WORCESTER, Mass. — They gave away lunch. They gave away grocery gift cards. They gave the experience of getting vaccinated on a train. But it turns out there’s another reason why some vaccine hold-outs finally rolled up their sleeves when the Vax Express pulled into Union Station Thursday.
“We’ve definitely seen lately that people have come in and told us that the variant had been one of the main reasons that they finally decided to get the vaccine,” said Samantha Joseph, the community outreach director for CIC Health, one of the groups partnering with the state to use commuter trains as rolling clinics.
The variant in question was recently renamed Delta but it’s closely associated in many minds with the soaring number of COVID-19 cases and deaths that hit India in recent months. Technically known as B.1.617.2, scientists are now studying Delta to see if it’s more transmissible, if it causes more severe disease and whether it can evade available vaccines.
On the issue of transmission, there seems to be growing support that, like the British variant before it – B.1.1.7, renamed by the World Health Organization as Alpha – Delta does seem to spread more quickly.
“There is definitely, from the epidemiology and the clinical studies, there is a smoking gun for sure,” said Dr. Pei-Yong Shi, a professor and researcher in biochemistry and molecular biology at the University of Texas Medical Branch in Galveston.
In Dr. Shi’s lab, they are trying to determine, using animal models, whether Delta exceeds Alpha in terms of transmission capabilities. But Dr. Shi also said the actual numbers on the ground are important to look at, too.
“It is important to look at the trend or trajectory,” Shi said. “Whether this is in the ramping up mode or stabilized or declining. We just have to look at that very closely.”
At the moment, it appears to be ramping up. The Centers for Disease Control and Prevention reports that, from early to mid-May, market share for the Delta variant in the U.S. more than doubled from 1.2% to 2.7%. That still pales in comparison with the Alpha strain, which dominates U.S. infections.

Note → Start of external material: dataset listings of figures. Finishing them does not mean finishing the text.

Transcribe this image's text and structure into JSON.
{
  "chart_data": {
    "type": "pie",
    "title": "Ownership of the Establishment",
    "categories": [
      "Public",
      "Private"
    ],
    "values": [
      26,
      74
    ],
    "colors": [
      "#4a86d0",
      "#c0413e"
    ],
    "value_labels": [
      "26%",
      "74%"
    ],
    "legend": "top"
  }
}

Despite the tiny proportion of havoc Delta is causing now, Alpha proved that more transmissible variants could exhibit explosive growth. In March, the Alpha variant was found in about 27% of infections sequenced in the U.S. It took just two months to get to 70%.

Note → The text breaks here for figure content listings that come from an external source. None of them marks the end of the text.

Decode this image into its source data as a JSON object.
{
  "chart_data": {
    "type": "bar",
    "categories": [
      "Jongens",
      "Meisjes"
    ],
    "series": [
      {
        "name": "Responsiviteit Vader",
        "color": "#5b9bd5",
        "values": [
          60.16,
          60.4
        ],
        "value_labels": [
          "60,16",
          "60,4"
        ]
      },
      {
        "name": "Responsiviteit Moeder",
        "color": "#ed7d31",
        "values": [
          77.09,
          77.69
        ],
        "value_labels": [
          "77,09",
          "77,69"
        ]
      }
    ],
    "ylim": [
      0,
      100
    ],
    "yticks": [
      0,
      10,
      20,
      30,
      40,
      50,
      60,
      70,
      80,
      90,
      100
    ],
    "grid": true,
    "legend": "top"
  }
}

“It does seem, to my surprise, that Delta has a transmission advantage over Alpha,” said Dr. Jeremy Kamil, an associate professor of microbiology and immunology at Louisiana State University Health Shreveport.
But that’s not all.
“It also seems to have, according to Public Health England, a substantial advantage over Alpha in resisting convalescent or antibody responses that came from earlier variants,” Kamil added.
That raises the troubling possibility that those infected with previous strains of COVID-19, who assume they have natural immunity against another infection, may not actually be protected.

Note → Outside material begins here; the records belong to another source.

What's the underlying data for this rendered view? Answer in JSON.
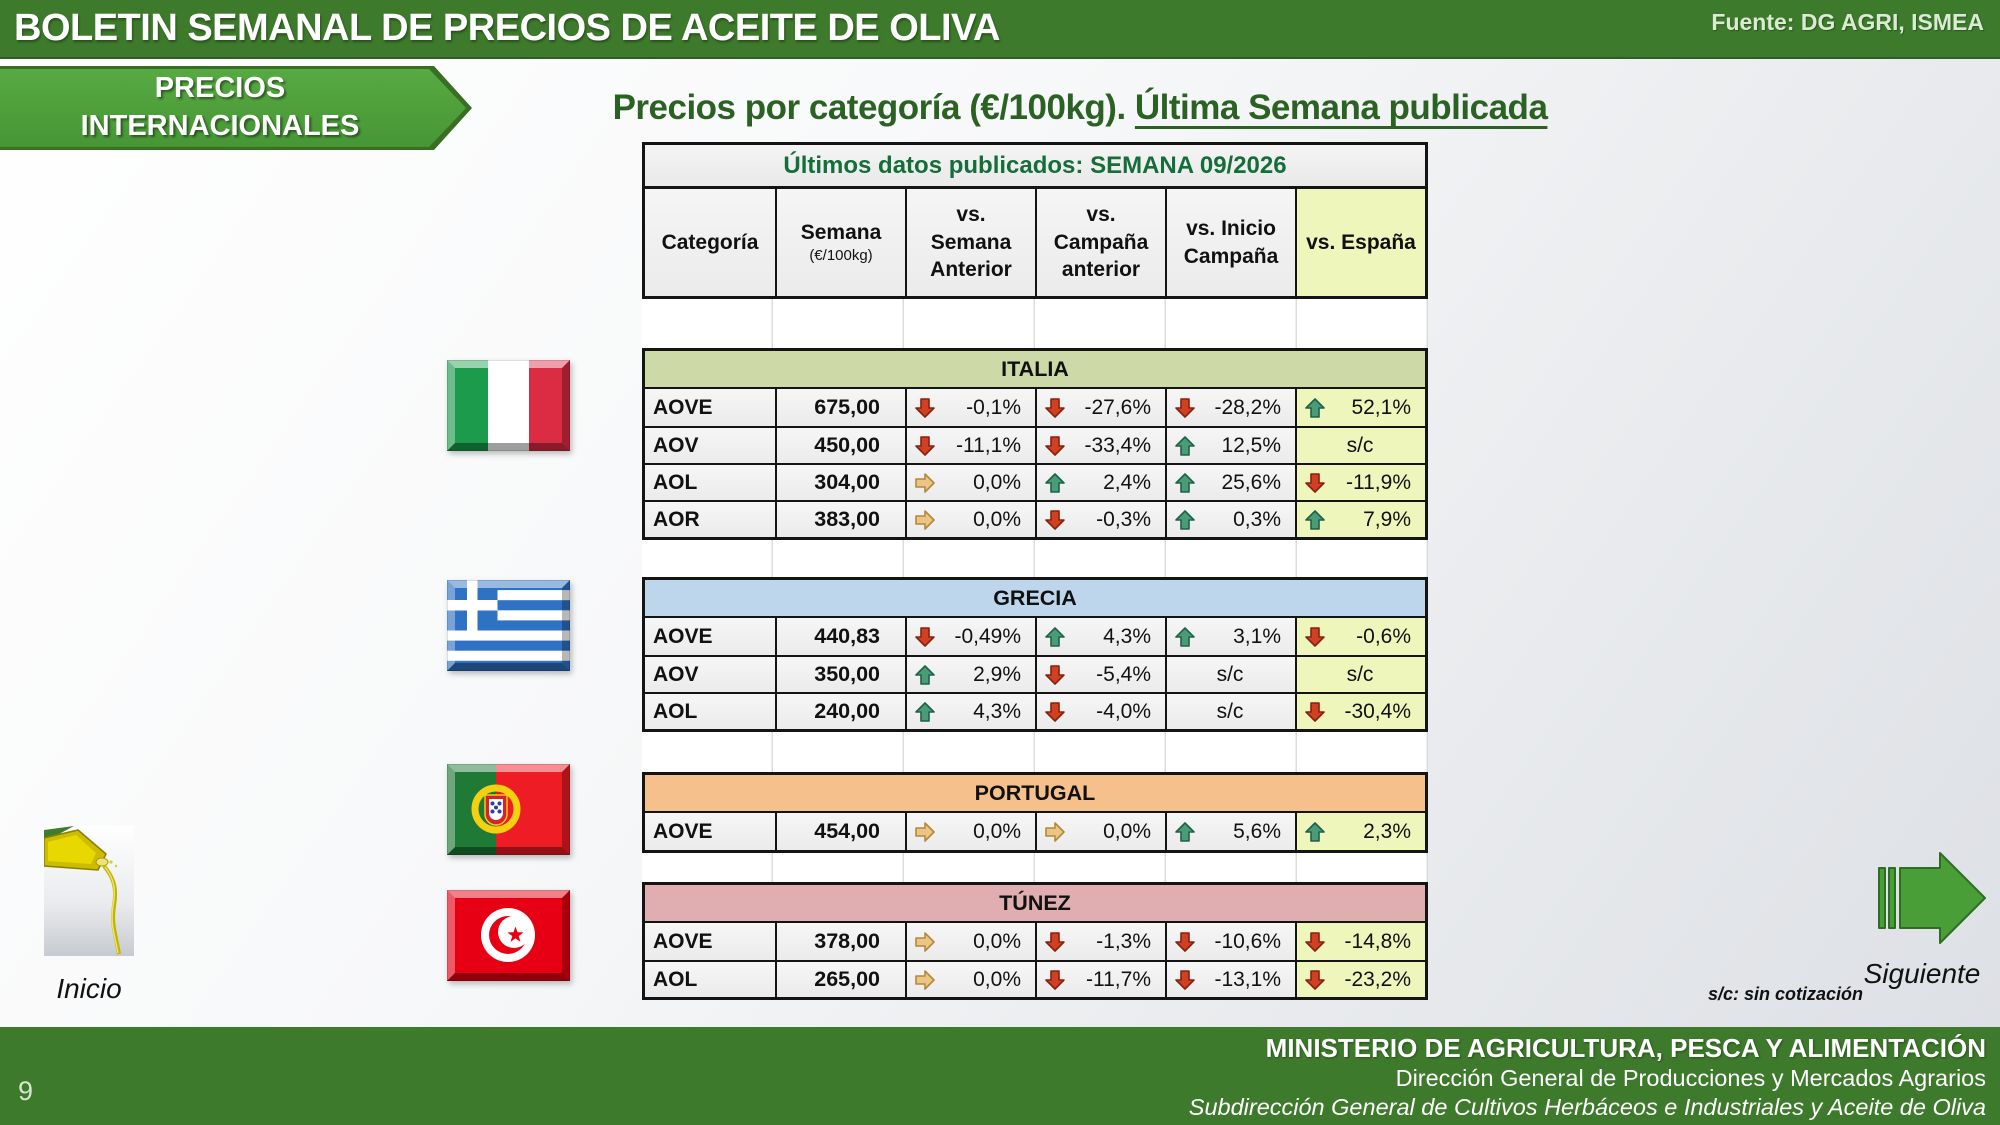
{
  "header": {
    "title": "BOLETIN SEMANAL DE PRECIOS DE ACEITE DE OLIVA",
    "source": "Fuente: DG AGRI, ISMEA"
  },
  "banner": {
    "label": "PRECIOS\nINTERNACIONALES"
  },
  "page_title": {
    "prefix": "Precios por categoría (€/100kg). ",
    "underlined": "Última Semana publicada"
  },
  "table": {
    "published": "Últimos datos publicados: SEMANA 09/2026",
    "columns": {
      "categoria": "Categoría",
      "semana": "Semana",
      "semana_sub": "(€/100kg)",
      "vs_semana": "vs.\nSemana\nAnterior",
      "vs_campana": "vs.\nCampaña\nanterior",
      "vs_inicio": "vs. Inicio\nCampaña",
      "vs_espana": "vs. España"
    },
    "countries": [
      {
        "name": "ITALIA",
        "header_color": "#cdd9a6",
        "flag_icon": "flag-italy",
        "rows": [
          {
            "cat": "AOVE",
            "price": "675,00",
            "cells": [
              {
                "dir": "down",
                "val": "-0,1%"
              },
              {
                "dir": "down",
                "val": "-27,6%"
              },
              {
                "dir": "down",
                "val": "-28,2%"
              },
              {
                "dir": "up",
                "val": "52,1%"
              }
            ]
          },
          {
            "cat": "AOV",
            "price": "450,00",
            "cells": [
              {
                "dir": "down",
                "val": "-11,1%"
              },
              {
                "dir": "down",
                "val": "-33,4%"
              },
              {
                "dir": "up",
                "val": "12,5%"
              },
              {
                "dir": "none",
                "val": "s/c"
              }
            ]
          },
          {
            "cat": "AOL",
            "price": "304,00",
            "cells": [
              {
                "dir": "flat",
                "val": "0,0%"
              },
              {
                "dir": "up",
                "val": "2,4%"
              },
              {
                "dir": "up",
                "val": "25,6%"
              },
              {
                "dir": "down",
                "val": "-11,9%"
              }
            ]
          },
          {
            "cat": "AOR",
            "price": "383,00",
            "cells": [
              {
                "dir": "flat",
                "val": "0,0%"
              },
              {
                "dir": "down",
                "val": "-0,3%"
              },
              {
                "dir": "up",
                "val": "0,3%"
              },
              {
                "dir": "up",
                "val": "7,9%"
              }
            ]
          }
        ]
      },
      {
        "name": "GRECIA",
        "header_color": "#bdd6ec",
        "flag_icon": "flag-greece",
        "rows": [
          {
            "cat": "AOVE",
            "price": "440,83",
            "cells": [
              {
                "dir": "down",
                "val": "-0,49%"
              },
              {
                "dir": "up",
                "val": "4,3%"
              },
              {
                "dir": "up",
                "val": "3,1%"
              },
              {
                "dir": "down",
                "val": "-0,6%"
              }
            ]
          },
          {
            "cat": "AOV",
            "price": "350,00",
            "cells": [
              {
                "dir": "up",
                "val": "2,9%"
              },
              {
                "dir": "down",
                "val": "-5,4%"
              },
              {
                "dir": "none",
                "val": "s/c"
              },
              {
                "dir": "none",
                "val": "s/c"
              }
            ]
          },
          {
            "cat": "AOL",
            "price": "240,00",
            "cells": [
              {
                "dir": "up",
                "val": "4,3%"
              },
              {
                "dir": "down",
                "val": "-4,0%"
              },
              {
                "dir": "none",
                "val": "s/c"
              },
              {
                "dir": "down",
                "val": "-30,4%"
              }
            ]
          }
        ]
      },
      {
        "name": "PORTUGAL",
        "header_color": "#f6c08c",
        "flag_icon": "flag-portugal",
        "rows": [
          {
            "cat": "AOVE",
            "price": "454,00",
            "cells": [
              {
                "dir": "flat",
                "val": "0,0%"
              },
              {
                "dir": "flat",
                "val": "0,0%"
              },
              {
                "dir": "up",
                "val": "5,6%"
              },
              {
                "dir": "up",
                "val": "2,3%"
              }
            ]
          }
        ]
      },
      {
        "name": "TÚNEZ",
        "header_color": "#e0aeb1",
        "flag_icon": "flag-tunisia",
        "rows": [
          {
            "cat": "AOVE",
            "price": "378,00",
            "cells": [
              {
                "dir": "flat",
                "val": "0,0%"
              },
              {
                "dir": "down",
                "val": "-1,3%"
              },
              {
                "dir": "down",
                "val": "-10,6%"
              },
              {
                "dir": "down",
                "val": "-14,8%"
              }
            ]
          },
          {
            "cat": "AOL",
            "price": "265,00",
            "cells": [
              {
                "dir": "flat",
                "val": "0,0%"
              },
              {
                "dir": "down",
                "val": "-11,7%"
              },
              {
                "dir": "down",
                "val": "-13,1%"
              },
              {
                "dir": "down",
                "val": "-23,2%"
              }
            ]
          }
        ]
      }
    ]
  },
  "nav": {
    "inicio": "Inicio",
    "siguiente": "Siguiente",
    "footnote": "s/c: sin cotización"
  },
  "footer": {
    "line1": "MINISTERIO DE AGRICULTURA, PESCA Y ALIMENTACIÓN",
    "line2": "Dirección General de Producciones y Mercados Agrarios",
    "line3": "Subdirección General de Cultivos Herbáceos e Industriales y Aceite de Oliva",
    "page": "9"
  },
  "colors": {
    "accent_green": "#3d7a2b",
    "banner_green": "#479636",
    "title_green": "#2b6224",
    "published_green": "#156e3a",
    "espana_col": "#eff6bb",
    "arrows": {
      "up": {
        "fill": "#4a9c77",
        "stroke": "#206049"
      },
      "down": {
        "fill": "#d24023",
        "stroke": "#85220e"
      },
      "flat": {
        "fill": "#eac584",
        "stroke": "#b5873b"
      }
    }
  }
}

As for Delta producing worse disease than earlier variants, that is less certain.
“I’m not quite sure yet,” Shi said. “To clearly validate that, I think it needs more studies in controlled settings.”
But it is possible, Kamil said.
“The assumption that viruses always evolve to become less pathogenic is not a safe one,” he said.
What’s reassuring is that even if Delta is found to be more pathogenic, it appears those fully vaccinated should have little problem fighting the virus off.
However, one study suggests skipping the second dose of vaccines that require such a regimen would be a big mistake with Delta in the mix. It found single doses of the Pfizer and AstraZeneca vaccines provided just 33% effectiveness against the new variant.